Oggi si respira un clima di violenza contagiosa

 

di Elton Kalica, settembre 2008

 

Essendo questa la mia prima esperienza di detenzione, quando entrai in carcere undici anni fa, credevo che il braccio di Alta Sicurezza in cui fui messo rappresentasse un po’ tutte le carceri italiane. I miei compagni di detenzione per la maggior parte erano imputati o condannati per associazione mafiosa, traffico internazionale di stupefacenti e sequestro di persona, tutti reati esclusi da qualsiasi beneficio di legge. Nei successivi cinque anni in cui rimasi intrappolato in quel braccio isolato, la mia rieducazione doveva realizzarsi in un ambiente dove le uniche persone che vedevo erano gli altri quarantanove detenuti e gli agenti, il che mi portò a credere che fino al mio fine pena non ci sarebbe stato nient’altro che una quotidiana lotta per la sopravvivenza in un luogo di miseria, di dolore e di abbrutimento. 

Poi, a un certo punto della mia detenzione, la direzione del carcere mi trasferì in una sezione cosiddetta comune. Anche lì ho trovato una cella uguale a quella precedente, ma per lo meno i detenuti erano diversi. La loro visione del carcere cambiava totalmente perché i loro progetti di vita erano proiettati fuori dal carcere e mi sono accorto da subito che parlavano una lingua arricchita da vocaboli per me nuovi, come “permesso premio”, “semilibertà e lavoro esterno”, ed erano tutti impegnati a trovare un’opportunità fuori dal carcere per andare a lavorare durante il giorno. Così ho scoperto un carcere più umano, che offriva delle possibilità a chi era disposto a coglierle. Rimanere indifferente era impossibile, così ho cercato di impegnarmi a tal punto che mi sono guadagnato anche una laurea in Scienze Politiche e sto facendo un Master di secondo livello in Diritti Umani.

È triste però pensare che non è più così.

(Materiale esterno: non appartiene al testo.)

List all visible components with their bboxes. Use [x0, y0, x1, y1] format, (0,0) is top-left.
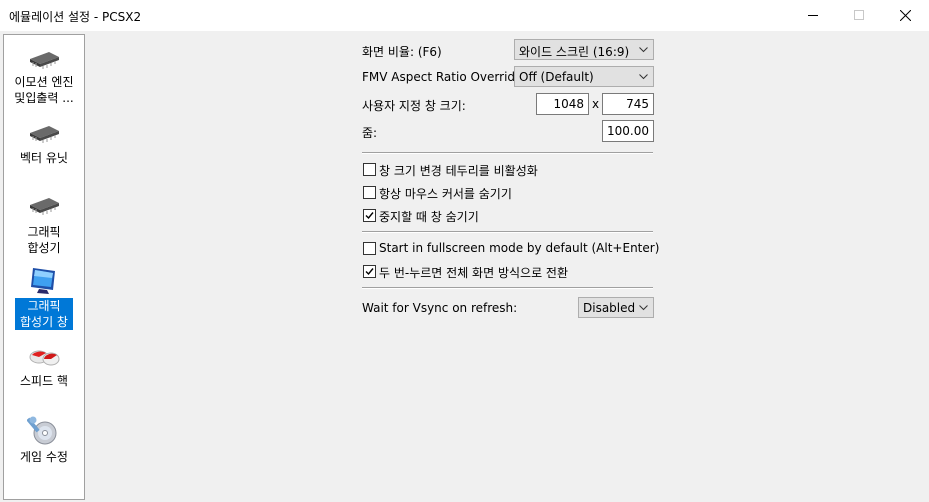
window-height-value: 745	[626, 97, 649, 111]
divider	[362, 152, 653, 154]
chevron-down-icon	[639, 47, 648, 53]
checkbox-box[interactable]	[363, 265, 376, 278]
settings-sidebar: 이모션 엔진 및입출력 ... 벡터 유닛 그래픽 합성기 그래픽 합성기 창 …	[3, 34, 85, 500]
chip-icon	[30, 126, 59, 143]
settings-window: 에뮬레이션 설정 - PCSX2 이모션 엔진 및입출력 ... 벡터 유닛 그…	[0, 0, 929, 502]
monitor-icon	[31, 268, 55, 294]
window-title: 에뮬레이션 설정 - PCSX2	[9, 10, 142, 24]
zoom-input[interactable]: 100.00	[602, 120, 654, 142]
vsync-select[interactable]: Disabled	[578, 297, 654, 318]
vsync-value: Disabled	[583, 301, 636, 315]
checkbox-label: 두 번-누르면 전체 화면 방식으로 전환	[379, 266, 569, 280]
divider	[362, 231, 653, 233]
sidebar-item-label: 이모션 엔진	[14, 75, 74, 89]
aspect-ratio-value: 와이드 스크린 (16:9)	[519, 45, 630, 59]
sidebar-item-vector-unit[interactable]: 벡터 유닛	[4, 123, 84, 169]
sidebar-item-label: 및입출력 ...	[14, 91, 74, 105]
maximize-icon	[854, 10, 864, 20]
close-button[interactable]	[882, 0, 928, 31]
sidebar-item-game-fixes[interactable]: 게임 수정	[4, 415, 84, 465]
zoom-value: 100.00	[607, 124, 649, 138]
chip-icon	[30, 52, 59, 69]
chevron-down-icon	[639, 305, 648, 311]
checkbox-label: 창 크기 변경 테두리를 비활성화	[379, 164, 538, 178]
fmv-aspect-value: Off (Default)	[519, 70, 594, 84]
aspect-ratio-select[interactable]: 와이드 스크린 (16:9)	[514, 39, 654, 60]
sidebar-item-label: 합성기	[27, 241, 61, 255]
window-height-input[interactable]: 745	[602, 93, 654, 115]
divider	[362, 287, 653, 289]
zoom-label: 줌:	[362, 126, 378, 140]
aspect-ratio-label: 화면 비율: (F6)	[362, 45, 442, 59]
sidebar-item-label: 합성기 창	[15, 314, 73, 330]
chip-icon	[30, 198, 59, 215]
fmv-aspect-label: FMV Aspect Ratio Override:	[362, 70, 527, 84]
checkbox-box[interactable]	[363, 163, 376, 176]
checkbox-label: 항상 마우스 커서를 숨기기	[379, 187, 512, 201]
disc-wrench-icon	[27, 416, 57, 445]
window-width-input[interactable]: 1048	[536, 93, 589, 115]
checkbox-label: Start in fullscreen mode by default (Alt…	[379, 241, 660, 255]
sidebar-item-graphics-synth[interactable]: 그래픽 합성기	[4, 195, 84, 257]
sidebar-item-label: 스피드 핵	[20, 374, 68, 388]
checkmark-icon	[365, 268, 374, 276]
sidebar-item-speed-hacks[interactable]: 스피드 핵	[4, 343, 84, 391]
sidebar-item-graphics-window[interactable]: 그래픽 합성기 창	[4, 265, 84, 331]
minimize-button[interactable]	[790, 0, 836, 31]
checkbox-box[interactable]	[363, 242, 376, 255]
title-bar: 에뮬레이션 설정 - PCSX2	[0, 0, 929, 31]
sidebar-item-label: 그래픽	[15, 298, 73, 314]
checkbox-label: 중지할 때 창 숨기기	[379, 210, 479, 224]
pills-icon	[29, 350, 60, 366]
size-separator: x	[592, 97, 600, 111]
sidebar-item-label: 그래픽	[27, 225, 61, 239]
sidebar-item-label: 벡터 유닛	[20, 151, 68, 165]
checkmark-icon	[365, 212, 374, 220]
custom-window-size-label: 사용자 지정 창 크기:	[362, 99, 466, 113]
checkbox-box[interactable]	[363, 209, 376, 222]
checkbox-box[interactable]	[363, 186, 376, 199]
minimize-icon	[808, 15, 818, 16]
maximize-button[interactable]	[836, 0, 882, 31]
vsync-label: Wait for Vsync on refresh:	[362, 301, 518, 315]
window-width-value: 1048	[553, 97, 584, 111]
sidebar-item-label: 게임 수정	[20, 450, 68, 464]
chevron-down-icon	[639, 74, 648, 80]
close-icon	[900, 10, 911, 21]
sidebar-item-emotion-engine[interactable]: 이모션 엔진 및입출력 ...	[4, 47, 84, 109]
fmv-aspect-select[interactable]: Off (Default)	[514, 66, 654, 87]
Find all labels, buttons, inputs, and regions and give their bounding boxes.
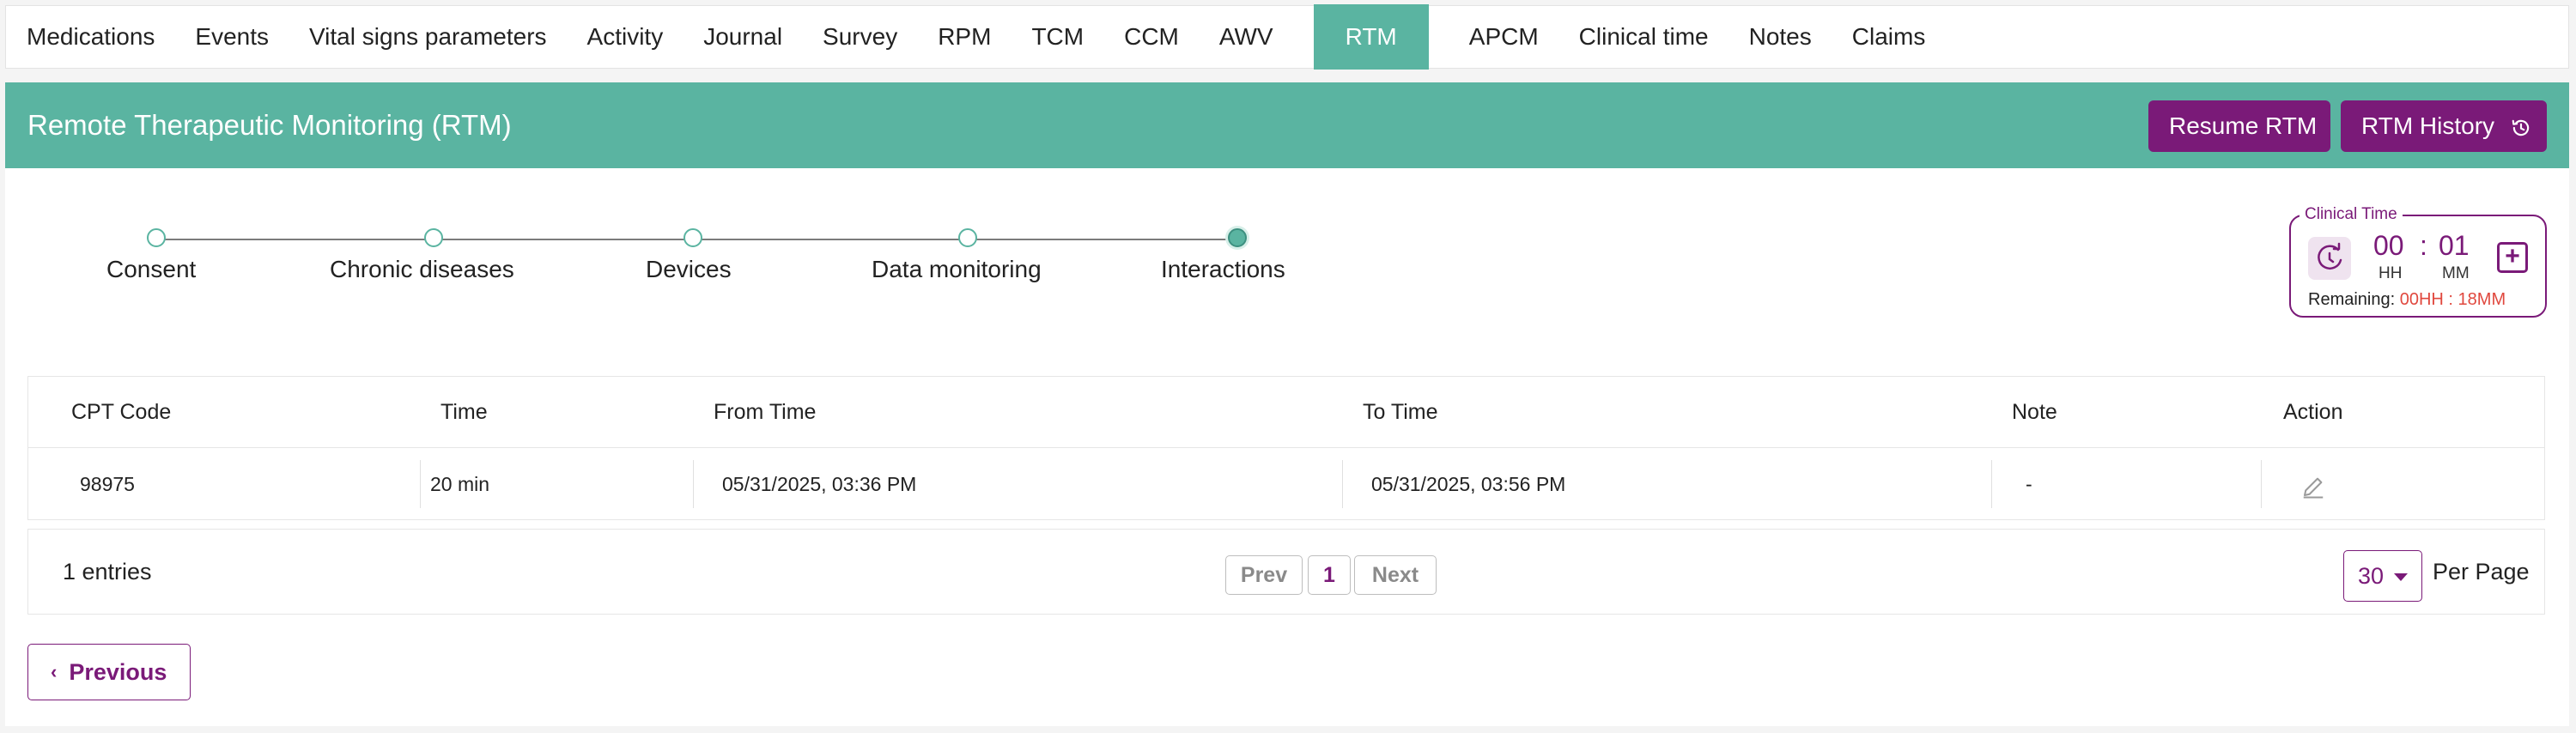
module-tabs: Medications Events Vital signs parameter… <box>5 4 2569 70</box>
remaining-label: Remaining: <box>2308 290 2396 309</box>
tab-activity[interactable]: Activity <box>587 5 664 69</box>
minutes-unit-label: MM <box>2442 264 2470 282</box>
prev-page-button[interactable]: Prev <box>1225 555 1303 595</box>
plus-square-icon[interactable]: + <box>2497 242 2528 273</box>
tab-tcm[interactable]: TCM <box>1031 5 1084 69</box>
progress-stepper: Consent Chronic diseases Devices Data mo… <box>5 227 1379 295</box>
tab-clinical-time[interactable]: Clinical time <box>1579 5 1709 69</box>
step-interactions-dot[interactable] <box>1228 228 1247 247</box>
rtm-card: Remote Therapeutic Monitoring (RTM) Resu… <box>5 82 2569 726</box>
clinical-time-hours: 00 <box>2373 230 2404 261</box>
cell-cpt-code: 98975 <box>80 473 135 495</box>
col-note: Note <box>2012 400 2057 424</box>
tab-medications[interactable]: Medications <box>27 5 155 69</box>
col-from-time: From Time <box>714 400 817 424</box>
page-1-button[interactable]: 1 <box>1308 555 1351 595</box>
rtm-history-label: RTM History <box>2361 112 2495 139</box>
tab-survey[interactable]: Survey <box>823 5 897 69</box>
timer-sync-button[interactable] <box>2308 237 2351 280</box>
per-page-select[interactable]: 30 <box>2343 550 2422 602</box>
step-chronic-diseases-dot[interactable] <box>424 228 443 247</box>
col-action: Action <box>2283 400 2343 424</box>
pagination-bar: 1 entries Prev 1 Next 30 Per Page <box>27 529 2545 615</box>
per-page-value: 30 <box>2358 563 2385 589</box>
timer-sync-icon <box>2318 242 2342 270</box>
cell-note: - <box>2026 473 2032 495</box>
tab-journal[interactable]: Journal <box>703 5 782 69</box>
step-devices-dot[interactable] <box>683 228 702 247</box>
edit-icon[interactable] <box>2300 474 2326 500</box>
previous-label: Previous <box>69 659 167 685</box>
clinical-time-minutes: 01 <box>2439 230 2470 261</box>
next-page-button[interactable]: Next <box>1354 555 1437 595</box>
cell-time: 20 min <box>430 473 490 495</box>
table-header: CPT Code Time From Time To Time Note Act… <box>28 377 2544 448</box>
step-consent-dot[interactable] <box>147 228 166 247</box>
entries-count: 1 entries <box>63 559 152 585</box>
cpt-table: CPT Code Time From Time To Time Note Act… <box>27 376 2545 520</box>
card-header: Remote Therapeutic Monitoring (RTM) Resu… <box>5 82 2569 168</box>
cell-from-time: 05/31/2025, 03:36 PM <box>722 473 917 495</box>
previous-button[interactable]: ‹ Previous <box>27 644 191 700</box>
tab-rpm[interactable]: RPM <box>938 5 991 69</box>
tab-awv[interactable]: AWV <box>1219 5 1273 69</box>
col-to-time: To Time <box>1363 400 1438 424</box>
caret-down-icon <box>2394 573 2408 581</box>
cell-to-time: 05/31/2025, 03:56 PM <box>1371 473 1566 495</box>
tab-vital-signs-parameters[interactable]: Vital signs parameters <box>309 5 547 69</box>
tab-rtm[interactable]: RTM <box>1313 4 1429 70</box>
clinical-time-colon: : <box>2420 230 2427 261</box>
per-page-label: Per Page <box>2433 559 2530 585</box>
table-row: 98975 20 min 05/31/2025, 03:36 PM 05/31/… <box>28 448 2544 520</box>
step-interactions-label[interactable]: Interactions <box>1161 256 1285 283</box>
rtm-history-button[interactable]: RTM History <box>2341 100 2547 152</box>
resume-rtm-button[interactable]: Resume RTM <box>2148 100 2330 152</box>
remaining-value: 00HH : 18MM <box>2399 290 2506 309</box>
hours-unit-label: HH <box>2379 264 2403 282</box>
tab-events[interactable]: Events <box>195 5 269 69</box>
tab-apcm[interactable]: APCM <box>1469 5 1539 69</box>
tab-ccm[interactable]: CCM <box>1124 5 1179 69</box>
remaining-time: Remaining: 00HH : 18MM <box>2308 290 2506 310</box>
chevron-left-icon: ‹ <box>51 661 58 682</box>
history-icon <box>2512 119 2530 136</box>
col-cpt-code: CPT Code <box>71 400 172 424</box>
step-data-monitoring-label[interactable]: Data monitoring <box>872 256 1042 283</box>
page-title: Remote Therapeutic Monitoring (RTM) <box>27 109 512 141</box>
step-data-monitoring-dot[interactable] <box>958 228 977 247</box>
step-chronic-diseases-label[interactable]: Chronic diseases <box>330 256 514 283</box>
tab-notes[interactable]: Notes <box>1749 5 1812 69</box>
clinical-time-widget: Clinical Time 00 : 01 HH MM + Remaining:… <box>2289 205 2547 318</box>
tab-claims[interactable]: Claims <box>1852 5 1926 69</box>
step-devices-label[interactable]: Devices <box>646 256 732 283</box>
col-time: Time <box>440 400 488 424</box>
clinical-time-legend: Clinical Time <box>2300 205 2403 224</box>
step-consent-label[interactable]: Consent <box>106 256 196 283</box>
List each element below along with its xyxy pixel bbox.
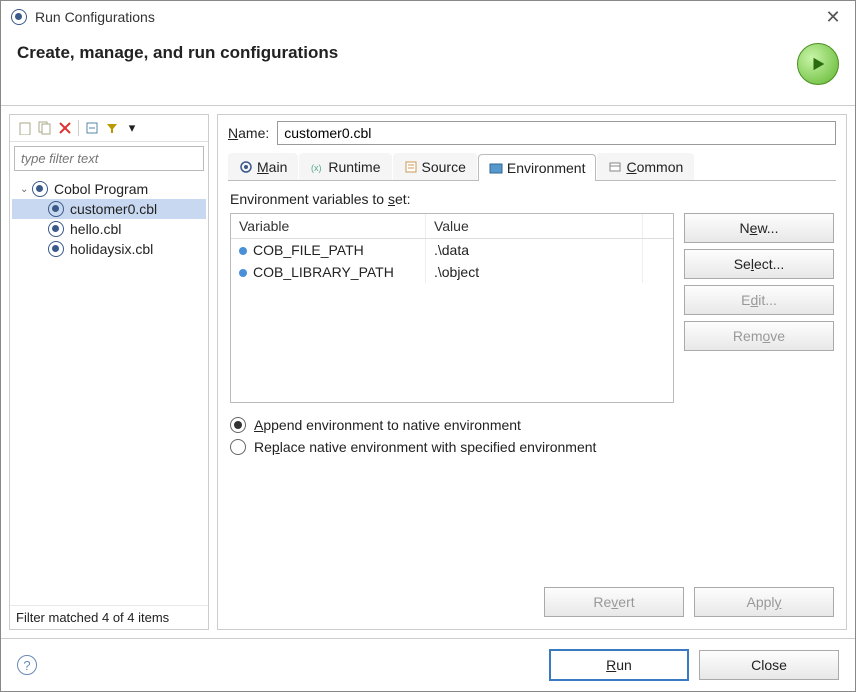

Se fossi uscito oggi dal reparto di Alta Sicurezza, non avrei trovato una situazione tanto diversa da quella che lasciavo. Con le modifiche di legge avvenute negli ultimi anni, anche nelle sezioni comuni sono sempre di più le persone che non possono sperare in una misura alternativa, e questa mancanza di prospettive si può vedere nella frustrazione dei detenuti, che invece di darsi da fare per cercare un lavoro fuori pensano a litigare e a far casino. Il carcere dovrebbe fare in modo che le persone imparino ad osservare la legge e a controllare i propri istinti, ma io vedo intorno a me sempre più persone schiacciate da un sistema puramente punitivo, e questo sicuramente non aiuta la nostra rieducazione.

Oggi il clima che si respira è quello di una violenza fuori controllo, e le grida che quotidianamente echeggiano per i corridoi denunciano malcontento, frustrazione e disagio. La paura è che questo clima finisca per produrre un vortice di violenza in grado di trascinarsi dietro tutti, detenuti e agenti.